Videorecording of June BIBFRAME forum now available online

If you were unable to attend the most recent forum of the Bibliographic Framework Initiative (BIBFRAME) at the ALA annual meeting in June, a videorecording is now available online at http://www.loc.gov/today/cyberlc/feature_wdesc.php?rec=6323. The main speakers were Sally McCallum, Kevin Ford, Andrea Leigh (all of LC) and Philip Schreur of Stanford University Libraries. I was particularly interested in Kevin Ford's live demonstration of the prototype BIBFRAME editor, which became available a few months ago. Unfortunately, all the viewer sees during the live demo is Kevin typing on his computer; the screen he is typing on is not shown in the recording. For me, not being able to see the interface or what was being typed made the live demo worthless. This is clearly a case of "you had to be there."

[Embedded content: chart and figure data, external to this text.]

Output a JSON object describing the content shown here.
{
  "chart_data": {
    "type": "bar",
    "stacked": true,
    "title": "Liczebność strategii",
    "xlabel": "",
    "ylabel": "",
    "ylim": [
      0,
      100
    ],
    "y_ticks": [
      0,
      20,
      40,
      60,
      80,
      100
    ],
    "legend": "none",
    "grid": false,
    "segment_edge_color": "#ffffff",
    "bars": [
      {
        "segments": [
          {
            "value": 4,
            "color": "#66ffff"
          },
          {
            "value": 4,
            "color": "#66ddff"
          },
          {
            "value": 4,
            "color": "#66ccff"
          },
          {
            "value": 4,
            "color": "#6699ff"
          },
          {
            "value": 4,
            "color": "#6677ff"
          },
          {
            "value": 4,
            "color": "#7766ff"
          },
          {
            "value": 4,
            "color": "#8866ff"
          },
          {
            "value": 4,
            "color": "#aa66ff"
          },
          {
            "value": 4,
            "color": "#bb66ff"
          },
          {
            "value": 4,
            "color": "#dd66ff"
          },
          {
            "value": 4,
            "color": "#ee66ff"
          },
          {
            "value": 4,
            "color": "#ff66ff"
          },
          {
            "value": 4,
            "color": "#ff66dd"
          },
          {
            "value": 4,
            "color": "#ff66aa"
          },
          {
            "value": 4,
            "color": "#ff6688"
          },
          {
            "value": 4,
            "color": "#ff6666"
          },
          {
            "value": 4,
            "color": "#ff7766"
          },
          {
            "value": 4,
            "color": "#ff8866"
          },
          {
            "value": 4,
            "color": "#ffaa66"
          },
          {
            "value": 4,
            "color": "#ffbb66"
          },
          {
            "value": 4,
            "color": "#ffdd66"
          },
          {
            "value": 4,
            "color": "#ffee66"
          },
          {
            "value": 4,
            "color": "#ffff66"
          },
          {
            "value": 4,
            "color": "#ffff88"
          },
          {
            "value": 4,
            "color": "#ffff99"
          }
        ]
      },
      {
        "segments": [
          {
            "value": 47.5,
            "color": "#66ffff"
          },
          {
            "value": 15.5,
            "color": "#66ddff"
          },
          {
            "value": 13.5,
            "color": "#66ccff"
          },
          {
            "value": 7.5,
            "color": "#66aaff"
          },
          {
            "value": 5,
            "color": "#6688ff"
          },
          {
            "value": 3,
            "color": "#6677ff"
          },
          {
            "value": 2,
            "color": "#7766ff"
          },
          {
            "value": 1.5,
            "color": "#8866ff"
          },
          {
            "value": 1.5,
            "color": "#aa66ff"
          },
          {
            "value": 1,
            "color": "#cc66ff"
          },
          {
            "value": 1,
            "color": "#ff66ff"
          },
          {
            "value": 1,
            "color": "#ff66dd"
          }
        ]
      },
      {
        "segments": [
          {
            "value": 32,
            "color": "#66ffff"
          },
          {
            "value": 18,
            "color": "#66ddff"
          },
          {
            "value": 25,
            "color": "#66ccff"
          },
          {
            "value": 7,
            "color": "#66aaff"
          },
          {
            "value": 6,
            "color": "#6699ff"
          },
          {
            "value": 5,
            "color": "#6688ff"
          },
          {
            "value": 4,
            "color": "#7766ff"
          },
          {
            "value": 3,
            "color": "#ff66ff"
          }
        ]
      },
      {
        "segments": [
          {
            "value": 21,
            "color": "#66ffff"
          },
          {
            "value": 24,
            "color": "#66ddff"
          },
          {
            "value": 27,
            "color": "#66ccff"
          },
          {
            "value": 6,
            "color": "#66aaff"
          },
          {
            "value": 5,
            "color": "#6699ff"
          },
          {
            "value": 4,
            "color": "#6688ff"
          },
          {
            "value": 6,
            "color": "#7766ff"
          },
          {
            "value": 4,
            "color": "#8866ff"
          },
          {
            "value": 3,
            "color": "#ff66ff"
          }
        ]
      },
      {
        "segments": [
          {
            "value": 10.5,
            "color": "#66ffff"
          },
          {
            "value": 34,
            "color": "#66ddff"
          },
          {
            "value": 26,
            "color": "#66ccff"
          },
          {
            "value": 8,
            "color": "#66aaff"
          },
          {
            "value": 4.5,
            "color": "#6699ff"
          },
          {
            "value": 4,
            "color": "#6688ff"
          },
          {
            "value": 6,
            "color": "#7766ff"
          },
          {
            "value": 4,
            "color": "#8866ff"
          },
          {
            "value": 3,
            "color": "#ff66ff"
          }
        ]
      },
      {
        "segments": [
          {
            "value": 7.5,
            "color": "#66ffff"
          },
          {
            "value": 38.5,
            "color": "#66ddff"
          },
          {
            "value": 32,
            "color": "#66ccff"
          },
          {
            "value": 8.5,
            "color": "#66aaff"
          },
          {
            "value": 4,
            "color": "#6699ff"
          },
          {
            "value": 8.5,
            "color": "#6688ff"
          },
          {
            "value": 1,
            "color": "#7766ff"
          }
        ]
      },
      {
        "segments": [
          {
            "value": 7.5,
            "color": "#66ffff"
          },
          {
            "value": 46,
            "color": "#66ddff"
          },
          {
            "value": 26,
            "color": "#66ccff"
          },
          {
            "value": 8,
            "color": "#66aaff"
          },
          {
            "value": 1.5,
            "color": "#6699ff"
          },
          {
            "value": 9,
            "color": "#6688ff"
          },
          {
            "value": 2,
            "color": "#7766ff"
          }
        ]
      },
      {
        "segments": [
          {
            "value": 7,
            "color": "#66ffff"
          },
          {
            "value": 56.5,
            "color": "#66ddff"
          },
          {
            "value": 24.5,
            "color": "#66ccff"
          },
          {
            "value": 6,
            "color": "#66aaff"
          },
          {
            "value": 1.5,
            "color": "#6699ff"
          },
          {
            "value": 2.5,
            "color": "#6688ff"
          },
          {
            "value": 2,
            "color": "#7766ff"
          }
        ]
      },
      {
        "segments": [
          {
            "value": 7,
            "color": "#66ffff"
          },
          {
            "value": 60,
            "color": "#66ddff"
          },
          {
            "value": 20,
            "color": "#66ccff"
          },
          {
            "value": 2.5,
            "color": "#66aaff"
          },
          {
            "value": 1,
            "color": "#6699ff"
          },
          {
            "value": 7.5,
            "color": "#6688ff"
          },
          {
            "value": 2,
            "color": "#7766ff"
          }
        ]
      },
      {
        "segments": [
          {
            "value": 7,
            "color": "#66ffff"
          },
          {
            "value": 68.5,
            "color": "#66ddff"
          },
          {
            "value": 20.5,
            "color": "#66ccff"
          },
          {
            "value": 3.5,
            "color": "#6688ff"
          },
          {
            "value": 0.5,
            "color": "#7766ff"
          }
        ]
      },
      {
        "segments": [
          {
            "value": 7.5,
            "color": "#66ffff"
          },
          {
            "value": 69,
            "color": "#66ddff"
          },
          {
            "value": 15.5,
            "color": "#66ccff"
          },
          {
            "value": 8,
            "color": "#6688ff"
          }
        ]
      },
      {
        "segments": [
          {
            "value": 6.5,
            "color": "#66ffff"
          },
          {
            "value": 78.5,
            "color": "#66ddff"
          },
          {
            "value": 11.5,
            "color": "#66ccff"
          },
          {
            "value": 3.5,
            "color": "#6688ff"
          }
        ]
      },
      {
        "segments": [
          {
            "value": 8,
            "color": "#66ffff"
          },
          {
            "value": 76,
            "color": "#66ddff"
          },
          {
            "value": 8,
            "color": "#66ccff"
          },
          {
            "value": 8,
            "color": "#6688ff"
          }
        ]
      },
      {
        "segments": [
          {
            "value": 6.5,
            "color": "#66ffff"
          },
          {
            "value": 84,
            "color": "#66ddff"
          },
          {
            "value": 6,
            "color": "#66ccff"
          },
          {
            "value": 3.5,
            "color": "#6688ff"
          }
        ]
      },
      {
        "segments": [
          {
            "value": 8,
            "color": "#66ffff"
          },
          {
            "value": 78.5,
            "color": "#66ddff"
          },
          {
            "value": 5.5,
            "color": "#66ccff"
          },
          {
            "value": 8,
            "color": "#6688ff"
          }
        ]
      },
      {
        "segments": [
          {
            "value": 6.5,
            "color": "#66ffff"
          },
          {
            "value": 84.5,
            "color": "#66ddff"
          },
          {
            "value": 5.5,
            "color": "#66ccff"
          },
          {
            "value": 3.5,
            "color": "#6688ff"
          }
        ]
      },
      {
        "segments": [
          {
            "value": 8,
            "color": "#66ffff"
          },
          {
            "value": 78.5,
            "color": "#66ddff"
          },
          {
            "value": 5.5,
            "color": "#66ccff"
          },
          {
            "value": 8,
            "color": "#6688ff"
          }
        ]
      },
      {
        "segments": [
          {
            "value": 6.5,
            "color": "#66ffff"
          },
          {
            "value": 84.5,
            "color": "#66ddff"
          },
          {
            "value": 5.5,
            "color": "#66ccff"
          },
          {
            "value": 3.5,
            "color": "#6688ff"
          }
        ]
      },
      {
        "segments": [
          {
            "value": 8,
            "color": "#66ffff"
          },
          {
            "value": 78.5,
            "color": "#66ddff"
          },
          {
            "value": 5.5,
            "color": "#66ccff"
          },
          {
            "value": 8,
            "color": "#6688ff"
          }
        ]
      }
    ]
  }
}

Philip Schreur presented an overview of a two-year grant-funded project in which Cornell University Library, Stanford University Libraries, and the Harvard Library Innovation Lab are collaborating. The goal of the project, called Linked Data for Libraries (LD4L for short) is to "create a Scholarly Resource Semantic Information Store (SRSIS) model that works both within individual institutions and through a coordinated, extensible network of Linked Open Data to capture the intellectual value that librarians and other domain experts and scholars add to information resources when they describe, annotate, organize, select, and use those resources, together with the social value evident from patterns of usage."

Andrea Leigh described the background of a BIBFRAME AV modeling study (available at http://www.loc.gov/bibframe/pdf/bibframe-avmodelingstudy-may15-2014.pdf). The report was commissioned by the BIBFRAME team within the Network Development and Standards Office at the Library of Congress and aims to identify the content description needs of the moving image and recorded sound communities and specify how those requirements can be met within a generic bibliographic data model like BIBFRAME. The presentation did a good job of outlining the many complex challenges associated with the description of audio-visual resources, but did not hint at how these challenges might be addressed by BIBFRAME.   

The question-and-answer portion of the session is not particularly useful because the questions cannot be heard and no effort was made to repeat them so that they would be audible for the recording.